Söylem ve eylemleri ile "Darbeci Baro" yaftalamasına da muhatap olan İstanbul Baro'sunun Başkanı Ümit Kocasakal, Cumhurbaşkanı Recep Tayyip Erdoğan’ın eleştirilerine karşılık vererek, “Cumhurbaşkanı benim için iyi bir şey söylese zaten şaşırır ve kendimden şüphe ederdim” dedi.
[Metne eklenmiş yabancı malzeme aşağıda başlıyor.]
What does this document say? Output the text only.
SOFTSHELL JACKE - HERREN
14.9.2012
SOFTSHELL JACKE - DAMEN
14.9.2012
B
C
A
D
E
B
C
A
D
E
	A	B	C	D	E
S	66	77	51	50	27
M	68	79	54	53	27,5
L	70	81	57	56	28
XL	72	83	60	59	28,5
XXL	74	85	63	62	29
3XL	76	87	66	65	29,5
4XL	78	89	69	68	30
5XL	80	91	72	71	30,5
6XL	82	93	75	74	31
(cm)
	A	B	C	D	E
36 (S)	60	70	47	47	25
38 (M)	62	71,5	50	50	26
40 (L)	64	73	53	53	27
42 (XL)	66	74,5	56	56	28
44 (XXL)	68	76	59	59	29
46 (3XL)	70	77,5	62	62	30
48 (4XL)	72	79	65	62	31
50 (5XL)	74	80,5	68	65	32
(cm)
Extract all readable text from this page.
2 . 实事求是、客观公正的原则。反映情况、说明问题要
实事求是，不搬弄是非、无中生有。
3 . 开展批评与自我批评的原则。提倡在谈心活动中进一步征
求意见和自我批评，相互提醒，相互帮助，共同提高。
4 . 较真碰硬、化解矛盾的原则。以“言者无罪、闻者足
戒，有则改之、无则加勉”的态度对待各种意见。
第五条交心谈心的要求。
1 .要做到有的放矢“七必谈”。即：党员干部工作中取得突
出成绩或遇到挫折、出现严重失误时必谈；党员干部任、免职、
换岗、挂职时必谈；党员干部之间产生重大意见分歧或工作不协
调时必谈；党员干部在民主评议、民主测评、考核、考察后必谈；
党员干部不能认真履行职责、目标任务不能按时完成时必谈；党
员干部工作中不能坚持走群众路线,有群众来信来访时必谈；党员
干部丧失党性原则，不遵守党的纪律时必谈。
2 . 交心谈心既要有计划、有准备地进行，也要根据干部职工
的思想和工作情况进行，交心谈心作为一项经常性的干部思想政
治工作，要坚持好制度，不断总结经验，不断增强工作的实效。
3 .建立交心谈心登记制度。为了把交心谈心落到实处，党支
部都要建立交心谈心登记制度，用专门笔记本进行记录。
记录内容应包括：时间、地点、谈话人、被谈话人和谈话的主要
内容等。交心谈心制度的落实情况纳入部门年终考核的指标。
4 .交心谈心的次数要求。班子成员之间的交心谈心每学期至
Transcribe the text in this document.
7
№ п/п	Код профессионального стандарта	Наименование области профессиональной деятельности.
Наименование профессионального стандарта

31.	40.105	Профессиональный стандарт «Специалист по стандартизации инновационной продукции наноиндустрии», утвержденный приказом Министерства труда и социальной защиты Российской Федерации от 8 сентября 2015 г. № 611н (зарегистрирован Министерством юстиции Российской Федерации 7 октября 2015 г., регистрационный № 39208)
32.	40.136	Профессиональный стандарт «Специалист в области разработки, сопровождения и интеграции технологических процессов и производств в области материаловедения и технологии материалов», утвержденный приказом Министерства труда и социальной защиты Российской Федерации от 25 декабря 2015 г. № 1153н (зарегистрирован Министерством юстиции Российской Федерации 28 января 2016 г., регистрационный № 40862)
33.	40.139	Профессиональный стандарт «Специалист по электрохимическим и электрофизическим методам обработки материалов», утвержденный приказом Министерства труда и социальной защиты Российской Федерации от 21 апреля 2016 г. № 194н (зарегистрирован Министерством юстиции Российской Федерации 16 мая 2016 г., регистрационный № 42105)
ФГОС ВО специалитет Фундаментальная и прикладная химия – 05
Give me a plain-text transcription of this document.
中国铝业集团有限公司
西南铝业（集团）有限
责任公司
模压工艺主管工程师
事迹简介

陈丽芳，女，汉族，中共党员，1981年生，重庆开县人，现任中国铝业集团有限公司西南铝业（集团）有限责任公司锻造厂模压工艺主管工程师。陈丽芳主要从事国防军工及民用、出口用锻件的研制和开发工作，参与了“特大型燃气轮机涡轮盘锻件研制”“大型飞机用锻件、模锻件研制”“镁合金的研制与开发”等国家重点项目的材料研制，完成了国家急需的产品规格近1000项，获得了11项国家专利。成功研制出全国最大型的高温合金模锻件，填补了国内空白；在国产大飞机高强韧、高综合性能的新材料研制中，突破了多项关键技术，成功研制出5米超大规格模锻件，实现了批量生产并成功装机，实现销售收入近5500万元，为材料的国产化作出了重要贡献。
Cumhurbaşkanı Recep Tayyip Erdoğan, İstanbul Çağlayan Adalet Sarayı’nda Savcı
Mehmet Selim Kiraz’ın
şehit edilmesiyle ilgili muhtarlara seslendiği
konuşmasında İstanbul Barosu Başkanı Ümit Kocasakal’ın açıklamalarını eleştirmişti. İstanbul Baro Başkanı Ümit Kocasakal Beyoğlu’da bulunan İstanbul Baro binasında bir grup avukat ile birlikte yaptığı basın açıklamasında eleştirilere yanıt verdi. Kocasakal, “Anayasanın 103. maddesi uyarınca
edilen tarafsızlık yemini ve 104. maddede belirtilen görev ve yetkiler karşısında, özellikle genel seçimlere gidildiği bir süreçte, muhtarlarla
toplantı yapmak suretiyle ve bunu kullanarak, siyasi gündeme ilişkin taraflı
değerlendirme ve siyasi
propaganda yapmak, Cumhurbaşkanının anayasal görev ve yetkileri arasında bulunmamaktadır. Bu durum Anayasa’ya açıkça aykırıdır. ‘Ey Cumhurbaşkanı benim için iyi bir şey söylese zaten şaşırır ve kendimden şüphe ederdim” dedi
Cumhurbaşkanı Erdoğan’ın "Şimdi sormak lazım ey baro başkanı, sende telefonla görüştün bu teröristlerle hangi neticeyi aldın?” şeklindeki eleştirilerine ise Kocasakal, “Olay
yerine kendiliğimden gitmedim. Faillerin
bazı kişilerle birlikte beni
talep ettikleri bilgisinin Başsavcılıkça tarafıma iletilerek
yapılan davet ve rica üzerine, bir zorunluluğum bulunmadığı halde
insani ve vicdani bir
görevi yerine getirmek üzere gittim, sonuçlarını da hiç düşünmedim. Nitekim konuşmada açıkça
güvenlik güçlerinin her yola başvurarak baro başkanını ve babayı getirttiğini, görüştürdüğünü bizzat kendisi
ifade ediyor. İnsan yaşamı söz konusuyken hesap yapılmaz. Bugün olsa yine yaparım. Vicdanen müsterihim. Çünkü bu süreçte gerek ben, gerekse avukat meslektaşlarım elimizden
gelen her şeyi yaptık” ifadelerini kullandı.
Kocasakal, Cumhurbaşkanı Erdoğan’ın kendisinin
tüm avukatları temsil etmediğini, yargının da
sadece bir bölümünü temsil ettiği şeklindeki açıklamalarına, “Kendisi, aldığı yüzde 52 oyla ne
kadar milleti temsil ediyorsa, ben de aldığım yüzde 67 oyla o kadar İstanbul Barosu avukatlarını ve baroyu temsil ediyorum. Bu çerçevede
yargı adına değil, şerefli cübbem vesilesiyle yargının kurucu unsurlarından birisi olan savunma adına konuşuyorum ve konuşmaya da
devam edeceğim. Kimse, avukatların hiçbir dahli olmadığı, avukatlarla ilgisi olmayan bir olayı avukatların
üzerine yıkamaz, tekil örneklerden hareketle onları birer potansiyel suçlu gibi göremez” şeklinde yanıt verdi.
İstanbul Barosu'nun meşru Hükümet ve onun temsilcileri ile cedelleşmesi, geçtiğimiz yıllarda Genç Siviller tarafından peş peşe iki pankartla böyle eleştirilmişti.